Da qui l’inammissibilità del motivo, atteso che il ricorrente più che eccepire un travisamento probatorio, nella sostanza finisce per lamentare un non consentito travisamento del fatto, perché attinge a piene mani dagli snodi fondamentali del compendio probatorio per giungere alla dimostrazione, in base ad una diversa e alternativa lettura dello stesso, della ritenuta insussistenza degli elementi utili alla configurazione del fatto di reato oggetto di imputazione.
4. Anche il secondo motivo è inammissibile.
In primo luogo perché evocando l’esimente in questione il ricorrente entra in immediato contrasto logico con la prospettiva difensiva sottesa al primo motivo di ricorso, tesa a negare il substrato fattuale a sostegno del contestato favoreggiamento.
In secondo luogo perché, come del tutto correttamente segnalato dalla Corte territoriale, il pericolo addotto secondo la prospettiva difensiva offerta in appello (i.e., il pericolo di venire licenziato se avesse detto la verità), non risponde ad una concreta dimostrazione in punto di fatto ma ad una mera suggestione logica, peraltro immediatamente smentita dalla conferma delle dichiarazioni mendaci che hanno concretato il favoreggiamento contestato, ribadite dal ricorrente nel corso del giudizio, allorquando era già stato licenziato da tempo e pur potendo avvalersi della via d’uscita garantita dall’art. 376 cod. pen.
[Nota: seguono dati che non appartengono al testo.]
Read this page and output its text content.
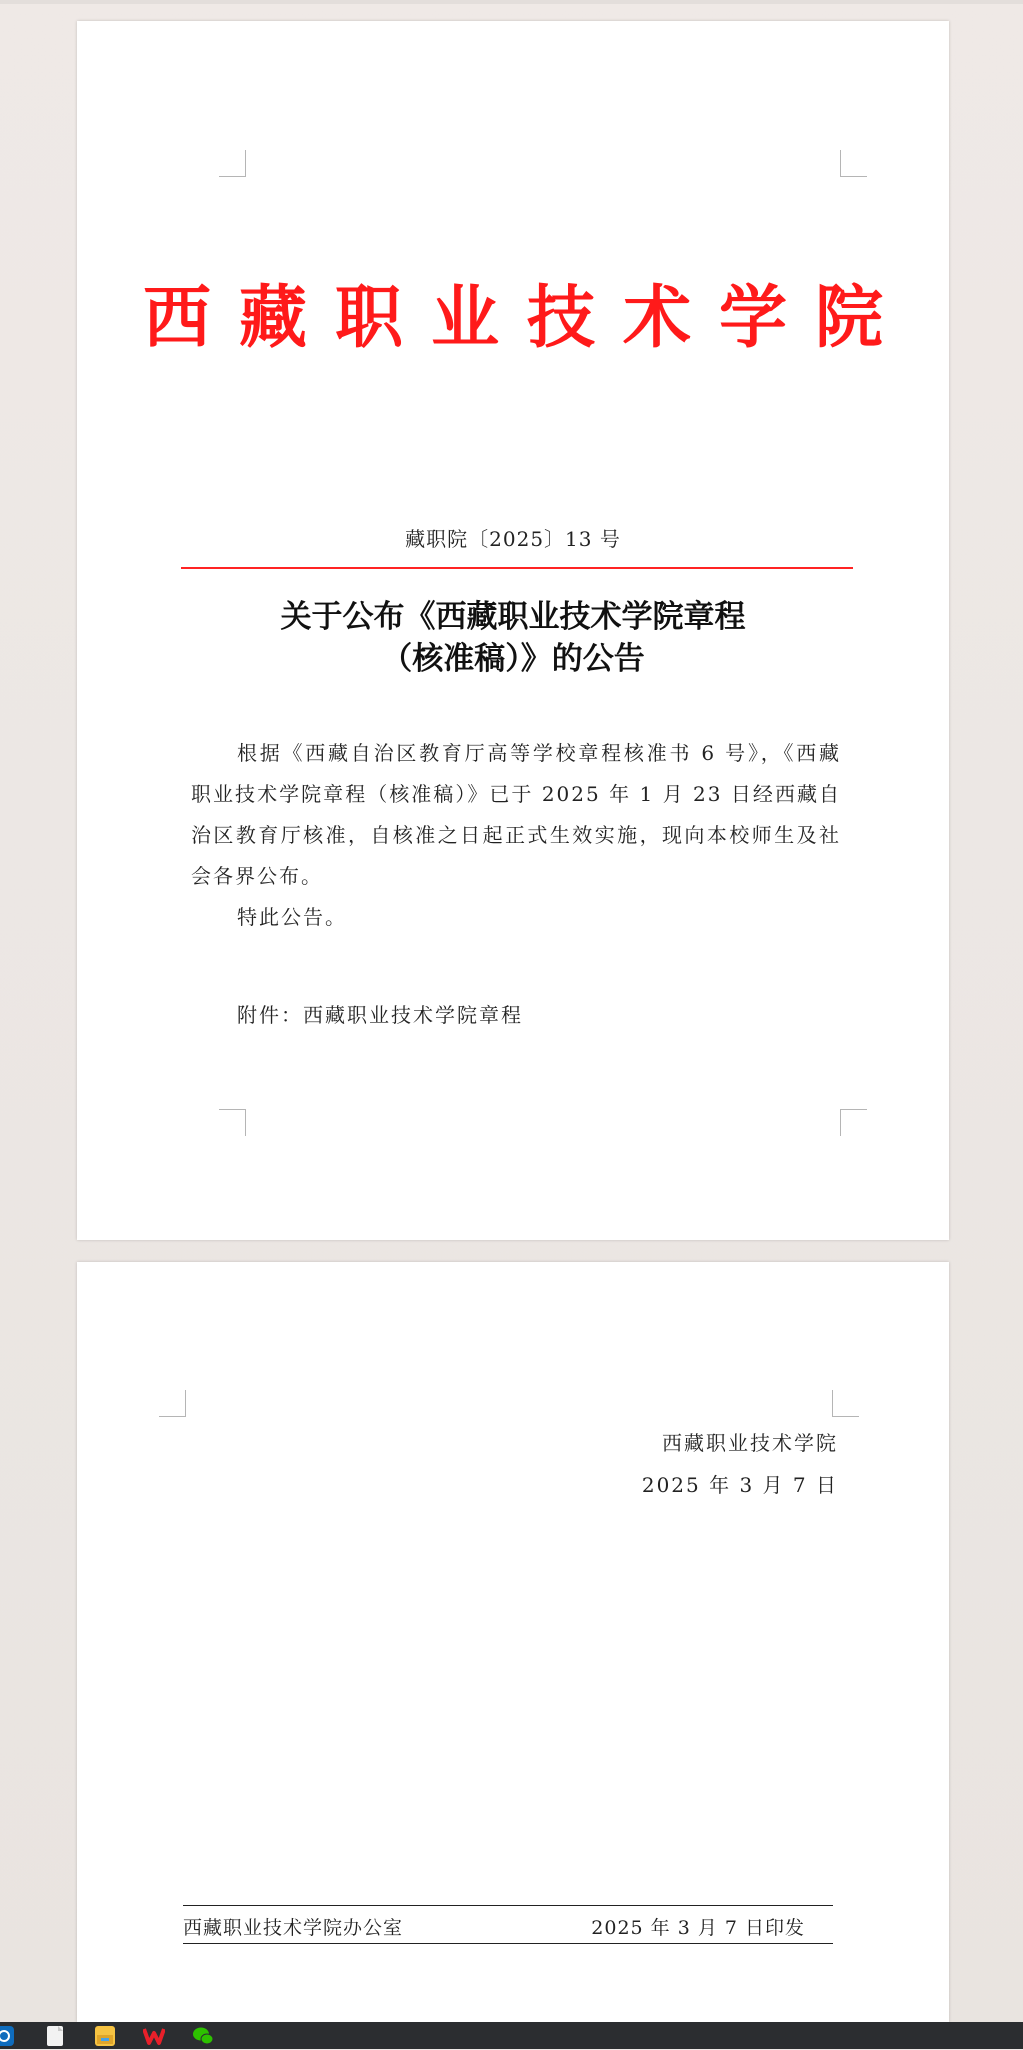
西藏职业技术学院
藏职院〔2025〕13 号
关于公布《西藏职业技术学院章程
（核准稿）》的公告

根据《西藏自治区教育厅高等学校章程核准书 6 号》，《西藏职业技术学院章程（核准稿）》已于 2025 年 1 月 23 日经西藏自治区教育厅核准，自核准之日起正式生效实施，现向本校师生及社会各界公布。

特此公告。

附件：西藏职业技术学院章程
西藏职业技术学院
2025 年 3 月 7 日
西藏职业技术学院办公室	2025 年 3 月 7 日印发
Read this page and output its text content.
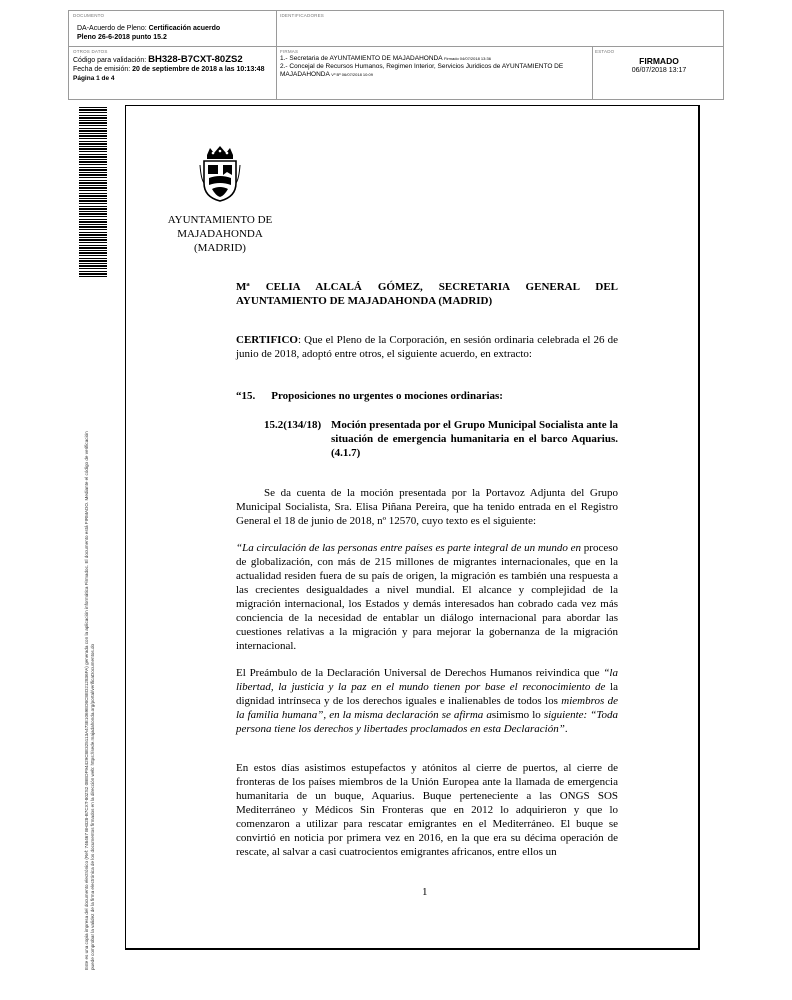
DOCUMENTO
DA-Acuerdo de Pleno: Certificación acuerdo
Pleno 26-6-2018 punto 15.2
IDENTIFICADORES
OTROS DATOS
Código para validación: BH328-B7CXT-80ZS2
Fecha de emisión: 20 de septiembre de 2018 a las 10:13:48
Página 1 de 4
FIRMAS
1.- Secretaria de AYUNTAMIENTO DE MAJADAHONDA Firmado 04/07/2018 13:36
2.- Concejal de Recursos Humanos, Regimen Interior, Servicios Juridicos de AYUNTAMIENTO DE MAJADAHONDA Vº Bº 06/07/2018 10:09
ESTADO
FIRMADO
06/07/2018 13:17
Este es una copia impresa del documento electrónico (Ref: 746467 BH328-B7CXT-80ZS2 0BEDF94429C8E325113A473E1069ED8C8ED212836FA) generada con la aplicación informática Firmadoc. El documento está FIRMADO. Mediante el código de verificación puede comprobar la validez de la firma electrónica de los documentos firmados en la dirección web: https://sede.majadahonda.org/portal/verificaDocumentos.do
AYUNTAMIENTO DE
MAJADAHONDA
(MADRID)
Mª CELIA ALCALÁ GÓMEZ, SECRETARIA GENERAL DEL AYUNTAMIENTO DE MAJADAHONDA (MADRID)
CERTIFICO: Que el Pleno de la Corporación, en sesión ordinaria celebrada el 26 de junio de 2018, adoptó entre otros, el siguiente acuerdo, en extracto:
“15. Proposiciones no urgentes o mociones ordinarias:
15.2(134/18) Moción presentada por el Grupo Municipal Socialista ante la situación de emergencia humanitaria en el barco Aquarius. (4.1.7)
Se da cuenta de la moción presentada por la Portavoz Adjunta del Grupo Municipal Socialista, Sra. Elisa Piñana Pereira, que ha tenido entrada en el Registro General el 18 de junio de 2018, nº 12570, cuyo texto es el siguiente:
“La circulación de las personas entre países es parte integral de un mundo en proceso de globalización, con más de 215 millones de migrantes internacionales, que en la actualidad residen fuera de su país de origen, la migración es también una respuesta a las crecientes desigualdades a nivel mundial. El alcance y complejidad de la migración internacional, los Estados y demás interesados han cobrado cada vez más conciencia de la necesidad de entablar un diálogo internacional para abordar las cuestiones relativas a la migración y para mejorar la gobernanza de la migración internacional.
El Preámbulo de la Declaración Universal de Derechos Humanos reivindica que “la libertad, la justicia y la paz en el mundo tienen por base el reconocimiento de la dignidad intrínseca y de los derechos iguales e inalienables de todos los miembros de la familia humana”, en la misma declaración se afirma asimismo lo siguiente: “Toda persona tiene los derechos y libertades proclamados en esta Declaración”.
En estos días asistimos estupefactos y atónitos al cierre de puertos, al cierre de fronteras de los países miembros de la Unión Europea ante la llamada de emergencia humanitaria de un buque, Aquarius. Buque perteneciente a las ONGS SOS Mediterráneo y Médicos Sin Fronteras que en 2012 lo adquirieron y que lo comenzaron a utilizar para rescatar emigrantes en el Mediterráneo. El buque se convirtió en noticia por primera vez en 2016, en la que era su décima operación de rescate, al salvar a casi cuatrocientos emigrantes africanos, entre ellos un
1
Né, infine, vale riferirsi ad una situazione di necessità correlata all’esigenza di sottrarsi a diretti profili di responsabilità, per aver in qualche modo contribuito al sinistro del D.: una siffatta prospettiva, seppur smentita apertamente dal motivare della sentenza di primo grado, non risulta neppure sollecitata in occasione dell’appello e non può essere dunque addotta in sede di legittimità, legandosi ad elementi in fatto diversi da quelli devoluti alla Corte territoriale.
5. Alla dichiarazione di inammissibilità segue la condanna del ricorrente al pagamento delle spese processuali e di una somma in favore della Cassa delle Ammende che si stima equo liquidare in euro tremila.
P.Q.M.
Dichiara inammissibile il ricorso e condanna il ricorrente al pagamento delle spese processuali e della somma di euro tremila in favore della cassa delle Ammende.